I will confess that I remain confused over the ultimate aims of the Occupy Wall Street protesters, and especially about how anybody (including themselves) will know if they've "won". But I'm especially confused about the purpose and presumed benefits of executing a denial of service attack on the NYSE website. What, exactly, is the point? If it succeeded, NYSE might be forced to buy a couple extra servers to beef up their capacity. Maybe they'll dream up some additional security measures, although there's really not too much you can do against this type of attack. Some system administrators would be mildly inconvenienced (although they'd also gain some additional job security), and life would go on.

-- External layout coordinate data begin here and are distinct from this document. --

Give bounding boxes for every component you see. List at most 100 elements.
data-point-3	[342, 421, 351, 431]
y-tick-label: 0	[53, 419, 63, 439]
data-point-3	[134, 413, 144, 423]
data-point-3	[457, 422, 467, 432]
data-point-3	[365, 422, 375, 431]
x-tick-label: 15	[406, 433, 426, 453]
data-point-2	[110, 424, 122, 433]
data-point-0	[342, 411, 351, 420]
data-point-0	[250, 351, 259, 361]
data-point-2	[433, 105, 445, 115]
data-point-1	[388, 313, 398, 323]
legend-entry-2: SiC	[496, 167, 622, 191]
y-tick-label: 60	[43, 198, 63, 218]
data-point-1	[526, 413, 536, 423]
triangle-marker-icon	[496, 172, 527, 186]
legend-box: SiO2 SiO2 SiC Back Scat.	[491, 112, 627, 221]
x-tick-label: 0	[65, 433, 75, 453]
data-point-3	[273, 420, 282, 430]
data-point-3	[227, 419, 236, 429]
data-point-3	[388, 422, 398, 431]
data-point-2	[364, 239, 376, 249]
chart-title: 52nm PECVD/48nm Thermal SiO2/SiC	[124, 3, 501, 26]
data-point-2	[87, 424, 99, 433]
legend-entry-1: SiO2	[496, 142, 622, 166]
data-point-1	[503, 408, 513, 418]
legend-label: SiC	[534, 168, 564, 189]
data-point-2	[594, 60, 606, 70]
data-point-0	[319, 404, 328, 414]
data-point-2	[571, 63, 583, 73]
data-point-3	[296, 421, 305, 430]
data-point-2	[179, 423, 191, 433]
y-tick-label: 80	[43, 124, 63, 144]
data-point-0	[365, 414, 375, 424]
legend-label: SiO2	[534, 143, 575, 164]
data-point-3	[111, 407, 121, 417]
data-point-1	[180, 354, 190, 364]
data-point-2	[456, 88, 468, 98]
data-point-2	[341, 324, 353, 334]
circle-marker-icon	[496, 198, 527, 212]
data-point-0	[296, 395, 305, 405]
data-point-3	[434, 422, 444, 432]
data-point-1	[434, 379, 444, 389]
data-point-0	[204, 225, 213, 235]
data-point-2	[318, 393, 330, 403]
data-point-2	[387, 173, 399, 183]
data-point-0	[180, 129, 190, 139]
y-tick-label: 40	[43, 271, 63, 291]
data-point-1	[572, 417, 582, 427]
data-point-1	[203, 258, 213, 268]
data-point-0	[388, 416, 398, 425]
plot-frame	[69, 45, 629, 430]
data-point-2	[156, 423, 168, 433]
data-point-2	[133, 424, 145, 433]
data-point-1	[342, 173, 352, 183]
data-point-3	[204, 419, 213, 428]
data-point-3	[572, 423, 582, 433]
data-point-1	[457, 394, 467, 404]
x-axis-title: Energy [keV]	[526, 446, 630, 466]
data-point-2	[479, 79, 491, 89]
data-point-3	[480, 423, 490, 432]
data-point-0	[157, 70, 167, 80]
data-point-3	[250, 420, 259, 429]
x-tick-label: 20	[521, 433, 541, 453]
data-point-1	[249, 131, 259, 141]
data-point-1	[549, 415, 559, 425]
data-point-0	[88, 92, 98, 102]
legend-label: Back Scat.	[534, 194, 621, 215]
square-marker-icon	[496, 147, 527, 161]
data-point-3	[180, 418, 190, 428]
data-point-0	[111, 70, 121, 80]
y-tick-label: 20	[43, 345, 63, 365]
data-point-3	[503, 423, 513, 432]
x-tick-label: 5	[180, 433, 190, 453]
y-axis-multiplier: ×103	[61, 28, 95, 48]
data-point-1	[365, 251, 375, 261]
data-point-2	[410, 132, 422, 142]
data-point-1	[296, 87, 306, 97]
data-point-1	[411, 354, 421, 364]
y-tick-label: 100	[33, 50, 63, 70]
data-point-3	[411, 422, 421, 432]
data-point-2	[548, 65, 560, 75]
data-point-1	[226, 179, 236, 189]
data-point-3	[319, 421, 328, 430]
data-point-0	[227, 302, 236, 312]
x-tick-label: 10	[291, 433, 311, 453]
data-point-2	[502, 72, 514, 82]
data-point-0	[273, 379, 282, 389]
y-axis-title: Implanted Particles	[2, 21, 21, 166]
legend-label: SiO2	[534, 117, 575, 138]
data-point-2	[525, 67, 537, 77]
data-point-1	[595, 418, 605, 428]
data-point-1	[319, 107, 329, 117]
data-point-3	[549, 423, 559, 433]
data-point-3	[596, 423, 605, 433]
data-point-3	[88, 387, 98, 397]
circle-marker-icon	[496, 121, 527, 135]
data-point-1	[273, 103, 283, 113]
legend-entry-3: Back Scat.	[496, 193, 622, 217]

I'm not opposed to protests and revolutions. But I'm a big picture guy, and a systems thinker to boot. I'm wildly unpopular at cocktail parties, because I refuse to concede that the ills of the world can be accurately summarized in a few sweeping generalities. If you knock down an existing system or institution, that immediately raises the question "And then what?" If you believe that our country is being compromised by a network of good ole boys in a system of "crony capitalism", then I can appreciate that. But if you think that you can change that system by taking down the website of the NYSE, then that's pathetic. What you need is to have a deep understanding of the economic, social and psychological factors that have created that system. Certainly there is much that might be done by addressing legal issues such as corporate governance, director accountability, accounting standards, capitalization ratios, and financial transparency. You might choose to tinker with the minimum wage, or campaign finance law. But a denial of service attack? Come on.
The American revolution was won on the battlefield. But it's a critical mistake to believe that victory in war created a new nation. The nation was born in the painstaking hours of drudgery spent in Philadelphia and elsewhere as delegates from across the colonies argued complex points of philosophy, law and history to create the compromise that became the legal framework of the United States of America.
So tell me your manifesto, what you think the problem is, and prove to me that you understand the complex system that has created it and perpetuates it. I may or may not join you. But I'm not going to believe you’re worth joining unless you can, at a minimum, answer the question "And then what?"